Take Eliza Doolittle. On Broadway, Julie Andrews was a little too clean under the fingernails for the guttersnipe version of Eliza; she sang “Wouldn’t It Be Loverly” in a voice too perfectly trained, and sounded like Julie Andrews doing a Cockney accent. But Helen Anker gives Eliza a ragged voice that sometimes wanders off pitch, as it would if she spent her days breathing cold, sooty air and hawking flowers to the odd professor of phonetics.

The professor, too, departs only in small ways from the template created by Rex Harrison in the stage and film productions. Though grayer, Jeff McCarthy seems younger and more vigorous in his characterization of Henry Higgins. Like Rex, he speaks his way through most of his songs; unlike Rex, in those musical moments when he slips into singing, he has a pleasant voice.

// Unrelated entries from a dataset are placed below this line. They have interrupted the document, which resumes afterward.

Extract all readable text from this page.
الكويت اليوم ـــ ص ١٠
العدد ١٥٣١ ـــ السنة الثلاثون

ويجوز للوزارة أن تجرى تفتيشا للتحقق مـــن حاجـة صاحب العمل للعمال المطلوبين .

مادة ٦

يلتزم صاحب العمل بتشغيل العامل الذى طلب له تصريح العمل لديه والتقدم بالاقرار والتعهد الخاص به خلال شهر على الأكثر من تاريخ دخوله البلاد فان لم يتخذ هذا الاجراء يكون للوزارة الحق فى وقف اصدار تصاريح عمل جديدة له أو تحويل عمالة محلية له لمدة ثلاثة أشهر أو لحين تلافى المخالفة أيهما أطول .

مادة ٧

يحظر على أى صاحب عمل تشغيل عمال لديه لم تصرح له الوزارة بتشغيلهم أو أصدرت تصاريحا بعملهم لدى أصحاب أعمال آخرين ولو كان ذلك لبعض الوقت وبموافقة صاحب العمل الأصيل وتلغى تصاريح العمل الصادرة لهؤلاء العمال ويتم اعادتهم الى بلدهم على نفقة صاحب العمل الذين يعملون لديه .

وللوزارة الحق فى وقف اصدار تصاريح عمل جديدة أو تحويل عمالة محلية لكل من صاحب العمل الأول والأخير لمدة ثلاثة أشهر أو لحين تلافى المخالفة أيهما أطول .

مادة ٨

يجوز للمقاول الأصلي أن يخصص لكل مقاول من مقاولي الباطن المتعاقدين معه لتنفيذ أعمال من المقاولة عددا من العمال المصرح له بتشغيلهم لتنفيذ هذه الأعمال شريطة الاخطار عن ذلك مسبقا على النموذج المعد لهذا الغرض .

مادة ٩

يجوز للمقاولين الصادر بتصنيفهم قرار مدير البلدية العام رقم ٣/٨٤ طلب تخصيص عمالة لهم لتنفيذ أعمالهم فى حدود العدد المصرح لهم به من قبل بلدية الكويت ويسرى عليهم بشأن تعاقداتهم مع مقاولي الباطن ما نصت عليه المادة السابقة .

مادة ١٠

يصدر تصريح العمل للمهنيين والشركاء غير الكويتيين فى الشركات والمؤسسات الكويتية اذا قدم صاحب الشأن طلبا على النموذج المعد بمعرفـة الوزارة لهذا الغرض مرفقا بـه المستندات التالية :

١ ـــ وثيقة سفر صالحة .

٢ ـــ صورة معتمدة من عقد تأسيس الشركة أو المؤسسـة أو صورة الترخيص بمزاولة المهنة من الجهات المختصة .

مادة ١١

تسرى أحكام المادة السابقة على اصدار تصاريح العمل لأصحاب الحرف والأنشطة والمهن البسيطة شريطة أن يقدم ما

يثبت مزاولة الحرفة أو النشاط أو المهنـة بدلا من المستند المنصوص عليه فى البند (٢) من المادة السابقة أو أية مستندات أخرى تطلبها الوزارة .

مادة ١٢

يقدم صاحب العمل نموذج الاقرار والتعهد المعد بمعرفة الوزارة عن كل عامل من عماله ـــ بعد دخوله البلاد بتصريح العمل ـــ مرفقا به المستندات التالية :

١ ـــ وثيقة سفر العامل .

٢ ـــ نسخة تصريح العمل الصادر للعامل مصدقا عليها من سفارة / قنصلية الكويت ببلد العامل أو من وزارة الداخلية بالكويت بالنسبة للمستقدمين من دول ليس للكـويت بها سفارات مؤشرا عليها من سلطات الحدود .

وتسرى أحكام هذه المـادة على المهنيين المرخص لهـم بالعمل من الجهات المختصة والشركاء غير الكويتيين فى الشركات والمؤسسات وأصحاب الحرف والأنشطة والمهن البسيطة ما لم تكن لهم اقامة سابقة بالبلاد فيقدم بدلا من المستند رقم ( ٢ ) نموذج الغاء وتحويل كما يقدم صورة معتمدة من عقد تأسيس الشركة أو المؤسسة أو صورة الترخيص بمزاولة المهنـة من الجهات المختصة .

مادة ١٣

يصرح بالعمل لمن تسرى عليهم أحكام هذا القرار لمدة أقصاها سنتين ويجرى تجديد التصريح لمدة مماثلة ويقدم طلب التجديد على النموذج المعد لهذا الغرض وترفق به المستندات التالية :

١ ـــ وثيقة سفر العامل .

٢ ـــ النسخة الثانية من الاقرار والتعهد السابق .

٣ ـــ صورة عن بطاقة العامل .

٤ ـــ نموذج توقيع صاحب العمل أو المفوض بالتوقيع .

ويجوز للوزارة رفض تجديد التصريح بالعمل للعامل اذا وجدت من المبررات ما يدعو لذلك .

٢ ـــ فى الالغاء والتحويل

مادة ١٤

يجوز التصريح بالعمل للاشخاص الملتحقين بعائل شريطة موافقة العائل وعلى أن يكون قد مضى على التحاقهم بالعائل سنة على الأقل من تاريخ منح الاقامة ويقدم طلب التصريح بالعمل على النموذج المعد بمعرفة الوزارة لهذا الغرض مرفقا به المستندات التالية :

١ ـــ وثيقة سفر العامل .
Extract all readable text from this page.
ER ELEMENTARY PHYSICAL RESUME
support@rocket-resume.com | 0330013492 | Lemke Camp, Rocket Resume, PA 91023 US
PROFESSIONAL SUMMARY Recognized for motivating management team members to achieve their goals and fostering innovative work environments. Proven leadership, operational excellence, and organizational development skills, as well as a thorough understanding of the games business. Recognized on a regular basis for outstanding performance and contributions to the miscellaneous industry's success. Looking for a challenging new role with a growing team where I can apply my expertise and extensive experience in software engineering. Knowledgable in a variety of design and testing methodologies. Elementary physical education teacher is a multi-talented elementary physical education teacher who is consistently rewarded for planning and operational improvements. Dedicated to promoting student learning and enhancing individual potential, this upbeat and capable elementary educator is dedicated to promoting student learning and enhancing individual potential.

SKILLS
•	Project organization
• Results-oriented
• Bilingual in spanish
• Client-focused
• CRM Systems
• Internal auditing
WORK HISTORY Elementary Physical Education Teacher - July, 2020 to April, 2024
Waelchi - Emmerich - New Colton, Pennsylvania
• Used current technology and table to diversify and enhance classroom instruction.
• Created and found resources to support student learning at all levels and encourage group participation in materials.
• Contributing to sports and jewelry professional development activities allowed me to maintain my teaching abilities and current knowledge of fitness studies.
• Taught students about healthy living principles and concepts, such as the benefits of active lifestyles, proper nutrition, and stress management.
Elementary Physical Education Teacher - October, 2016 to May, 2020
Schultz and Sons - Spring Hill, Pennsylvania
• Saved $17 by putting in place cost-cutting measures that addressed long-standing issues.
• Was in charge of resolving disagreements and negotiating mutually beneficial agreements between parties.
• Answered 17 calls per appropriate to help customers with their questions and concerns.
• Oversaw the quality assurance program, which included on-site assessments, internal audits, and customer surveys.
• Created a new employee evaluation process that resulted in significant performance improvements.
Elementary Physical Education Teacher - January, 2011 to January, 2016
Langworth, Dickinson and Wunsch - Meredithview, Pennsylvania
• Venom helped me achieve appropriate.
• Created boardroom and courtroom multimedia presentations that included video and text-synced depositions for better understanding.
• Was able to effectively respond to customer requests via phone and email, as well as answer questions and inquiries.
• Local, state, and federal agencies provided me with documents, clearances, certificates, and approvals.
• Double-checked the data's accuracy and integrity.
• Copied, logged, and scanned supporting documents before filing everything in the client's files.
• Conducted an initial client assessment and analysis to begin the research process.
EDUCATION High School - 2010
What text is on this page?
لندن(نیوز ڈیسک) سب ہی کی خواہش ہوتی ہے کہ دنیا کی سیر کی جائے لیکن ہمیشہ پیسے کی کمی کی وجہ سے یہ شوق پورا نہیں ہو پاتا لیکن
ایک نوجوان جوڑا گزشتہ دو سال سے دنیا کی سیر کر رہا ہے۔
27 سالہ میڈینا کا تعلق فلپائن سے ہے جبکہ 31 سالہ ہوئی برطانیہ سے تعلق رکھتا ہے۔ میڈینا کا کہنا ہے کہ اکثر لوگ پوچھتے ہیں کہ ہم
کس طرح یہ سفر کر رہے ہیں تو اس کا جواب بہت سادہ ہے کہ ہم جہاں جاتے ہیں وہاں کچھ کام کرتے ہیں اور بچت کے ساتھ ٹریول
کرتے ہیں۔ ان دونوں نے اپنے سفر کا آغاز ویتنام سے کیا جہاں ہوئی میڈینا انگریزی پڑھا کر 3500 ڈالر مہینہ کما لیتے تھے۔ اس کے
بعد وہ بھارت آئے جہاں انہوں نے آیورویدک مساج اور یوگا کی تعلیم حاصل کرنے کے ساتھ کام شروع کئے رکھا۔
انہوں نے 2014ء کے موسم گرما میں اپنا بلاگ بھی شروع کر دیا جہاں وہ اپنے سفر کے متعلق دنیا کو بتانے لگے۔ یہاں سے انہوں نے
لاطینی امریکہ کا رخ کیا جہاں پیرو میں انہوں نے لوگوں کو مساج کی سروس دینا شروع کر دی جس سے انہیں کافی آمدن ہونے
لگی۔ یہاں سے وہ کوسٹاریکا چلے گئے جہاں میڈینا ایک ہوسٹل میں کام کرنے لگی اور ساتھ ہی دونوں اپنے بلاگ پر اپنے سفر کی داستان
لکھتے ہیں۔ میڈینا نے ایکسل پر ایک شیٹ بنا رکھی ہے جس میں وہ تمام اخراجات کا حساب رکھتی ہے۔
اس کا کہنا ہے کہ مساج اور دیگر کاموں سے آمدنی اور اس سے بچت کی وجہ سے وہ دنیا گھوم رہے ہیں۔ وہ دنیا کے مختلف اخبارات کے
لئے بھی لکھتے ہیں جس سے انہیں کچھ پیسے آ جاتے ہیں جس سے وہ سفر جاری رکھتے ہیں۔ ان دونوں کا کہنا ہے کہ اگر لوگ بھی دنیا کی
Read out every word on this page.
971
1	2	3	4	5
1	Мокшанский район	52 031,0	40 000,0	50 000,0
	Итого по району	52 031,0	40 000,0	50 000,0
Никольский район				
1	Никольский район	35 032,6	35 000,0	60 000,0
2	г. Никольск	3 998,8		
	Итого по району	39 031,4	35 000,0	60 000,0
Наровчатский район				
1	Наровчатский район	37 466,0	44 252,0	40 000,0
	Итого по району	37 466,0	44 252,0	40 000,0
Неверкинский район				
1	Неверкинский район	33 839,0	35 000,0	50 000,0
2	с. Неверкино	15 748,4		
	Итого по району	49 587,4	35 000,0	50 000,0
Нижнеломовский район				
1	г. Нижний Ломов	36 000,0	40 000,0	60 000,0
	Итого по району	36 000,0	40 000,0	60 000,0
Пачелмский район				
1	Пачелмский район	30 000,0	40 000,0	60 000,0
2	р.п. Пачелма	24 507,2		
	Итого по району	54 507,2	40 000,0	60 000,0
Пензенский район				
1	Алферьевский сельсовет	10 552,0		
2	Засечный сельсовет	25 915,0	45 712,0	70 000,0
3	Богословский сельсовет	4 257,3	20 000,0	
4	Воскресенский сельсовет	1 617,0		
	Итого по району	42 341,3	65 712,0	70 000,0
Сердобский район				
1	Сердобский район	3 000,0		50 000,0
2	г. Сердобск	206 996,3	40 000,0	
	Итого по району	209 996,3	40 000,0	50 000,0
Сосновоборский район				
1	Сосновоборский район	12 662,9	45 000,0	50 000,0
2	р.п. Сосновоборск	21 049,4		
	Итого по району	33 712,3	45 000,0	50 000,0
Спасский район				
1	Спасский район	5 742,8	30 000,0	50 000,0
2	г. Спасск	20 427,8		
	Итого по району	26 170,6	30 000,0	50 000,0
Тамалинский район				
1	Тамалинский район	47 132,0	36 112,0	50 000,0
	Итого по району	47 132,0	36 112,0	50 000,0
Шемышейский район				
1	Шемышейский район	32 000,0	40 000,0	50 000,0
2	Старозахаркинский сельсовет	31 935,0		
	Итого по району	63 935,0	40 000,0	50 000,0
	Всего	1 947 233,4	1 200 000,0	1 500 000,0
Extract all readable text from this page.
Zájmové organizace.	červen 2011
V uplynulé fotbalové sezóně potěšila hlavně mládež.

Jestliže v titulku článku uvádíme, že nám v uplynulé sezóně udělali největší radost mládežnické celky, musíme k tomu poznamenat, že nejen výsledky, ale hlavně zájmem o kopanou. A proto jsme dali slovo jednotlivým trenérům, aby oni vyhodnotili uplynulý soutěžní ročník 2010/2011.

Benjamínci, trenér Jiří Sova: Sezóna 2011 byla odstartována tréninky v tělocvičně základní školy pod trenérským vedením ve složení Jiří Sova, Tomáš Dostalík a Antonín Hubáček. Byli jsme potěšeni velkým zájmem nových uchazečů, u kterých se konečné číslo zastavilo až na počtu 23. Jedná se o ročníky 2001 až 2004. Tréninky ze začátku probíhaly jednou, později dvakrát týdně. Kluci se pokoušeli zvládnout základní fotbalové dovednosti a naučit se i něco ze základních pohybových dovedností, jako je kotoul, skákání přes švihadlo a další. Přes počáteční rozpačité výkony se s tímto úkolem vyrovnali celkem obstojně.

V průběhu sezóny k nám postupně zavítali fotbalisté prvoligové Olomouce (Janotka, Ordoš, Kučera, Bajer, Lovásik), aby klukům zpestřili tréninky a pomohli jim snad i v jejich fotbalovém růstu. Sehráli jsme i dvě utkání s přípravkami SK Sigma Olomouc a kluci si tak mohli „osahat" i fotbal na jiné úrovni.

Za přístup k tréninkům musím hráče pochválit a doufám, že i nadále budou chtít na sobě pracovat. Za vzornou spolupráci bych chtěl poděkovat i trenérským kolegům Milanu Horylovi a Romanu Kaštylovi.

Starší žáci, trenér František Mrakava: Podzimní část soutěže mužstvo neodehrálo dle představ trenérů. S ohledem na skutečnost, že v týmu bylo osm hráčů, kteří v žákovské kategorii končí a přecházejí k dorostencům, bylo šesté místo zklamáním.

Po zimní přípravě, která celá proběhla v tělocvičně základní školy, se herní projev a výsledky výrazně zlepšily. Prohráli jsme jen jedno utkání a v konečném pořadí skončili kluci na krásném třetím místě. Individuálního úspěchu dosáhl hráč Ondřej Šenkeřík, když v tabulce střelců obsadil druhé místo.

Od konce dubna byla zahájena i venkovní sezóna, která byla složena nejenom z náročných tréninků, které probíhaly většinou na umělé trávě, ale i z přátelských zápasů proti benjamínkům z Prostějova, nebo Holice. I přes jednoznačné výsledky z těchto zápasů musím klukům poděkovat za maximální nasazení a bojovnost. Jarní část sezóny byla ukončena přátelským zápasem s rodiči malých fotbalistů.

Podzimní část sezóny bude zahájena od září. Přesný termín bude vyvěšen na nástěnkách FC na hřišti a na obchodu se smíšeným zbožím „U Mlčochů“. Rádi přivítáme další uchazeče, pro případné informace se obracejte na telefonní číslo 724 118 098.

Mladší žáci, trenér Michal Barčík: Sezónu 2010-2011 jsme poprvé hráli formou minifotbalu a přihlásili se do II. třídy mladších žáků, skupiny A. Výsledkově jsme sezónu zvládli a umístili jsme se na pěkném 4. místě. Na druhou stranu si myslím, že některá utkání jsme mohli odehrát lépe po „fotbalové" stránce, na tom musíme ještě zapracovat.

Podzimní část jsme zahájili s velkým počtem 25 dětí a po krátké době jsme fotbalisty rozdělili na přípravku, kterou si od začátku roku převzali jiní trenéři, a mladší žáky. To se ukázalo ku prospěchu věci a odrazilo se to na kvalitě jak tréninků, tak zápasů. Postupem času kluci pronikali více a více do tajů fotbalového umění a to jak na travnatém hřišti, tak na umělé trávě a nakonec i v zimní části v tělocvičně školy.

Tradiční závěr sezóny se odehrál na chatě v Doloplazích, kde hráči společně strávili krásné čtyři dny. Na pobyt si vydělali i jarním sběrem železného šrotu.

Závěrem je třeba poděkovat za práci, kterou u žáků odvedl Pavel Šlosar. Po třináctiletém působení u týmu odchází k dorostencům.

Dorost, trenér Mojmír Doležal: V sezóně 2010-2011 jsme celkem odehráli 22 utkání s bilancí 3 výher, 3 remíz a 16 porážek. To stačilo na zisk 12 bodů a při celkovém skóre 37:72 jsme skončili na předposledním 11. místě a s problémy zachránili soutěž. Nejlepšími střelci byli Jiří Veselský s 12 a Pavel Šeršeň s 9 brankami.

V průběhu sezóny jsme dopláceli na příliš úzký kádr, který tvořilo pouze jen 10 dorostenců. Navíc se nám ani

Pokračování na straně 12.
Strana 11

And anyway, is it even possible to sing instead of speak “Why Can’t the English”? We may never know.

And who cares? A grumpy observer might point out that McCarthy sometimes speaks ahead of the cadence, and has to wait for the backstage orchestra to catch up. Or that Anker, once she gets the hang of “rain” and “Spain,” suddenly develops a cultured singing voice to go with her newly refined accent. We’d all be happier if the grumpy observer just stayed home.

Because this production is plain fun, with lavish sets, richly executed costume design and top-notch performances. Tony Sheldon’s Colonel Pickering is a decent, delightful counter to the amoral Higgins. Tyler Michaels is a cheerfully demented, thousand-watt Freddy. Robert O. Berdahl lives up, or down, to Higgins’ description of the oily Zoltan Karpathy. Angela Timberman delivers the right mixture of compassion and disdain as the housekeeper, Mrs. Pearce. And Donald Corren plays Alfred Doolittle as if he were born to the role.

Throughout, Joe Chvala’s choreography illustrates the story without threatening to supplant it. Karpathy’s sinister maneuvering at the Embassy Ball is a dance performance in itself.

The grumpy observer would point out that this production plows no new ground, that it merely delivers a faithful rendition of a beloved classic. Fair enough. There is a reason this show performed so many thousands of times on Broadway and in London. Dowling has uncrated it and pumped it full of air and life, making it available for new audiences. It’s an achievement.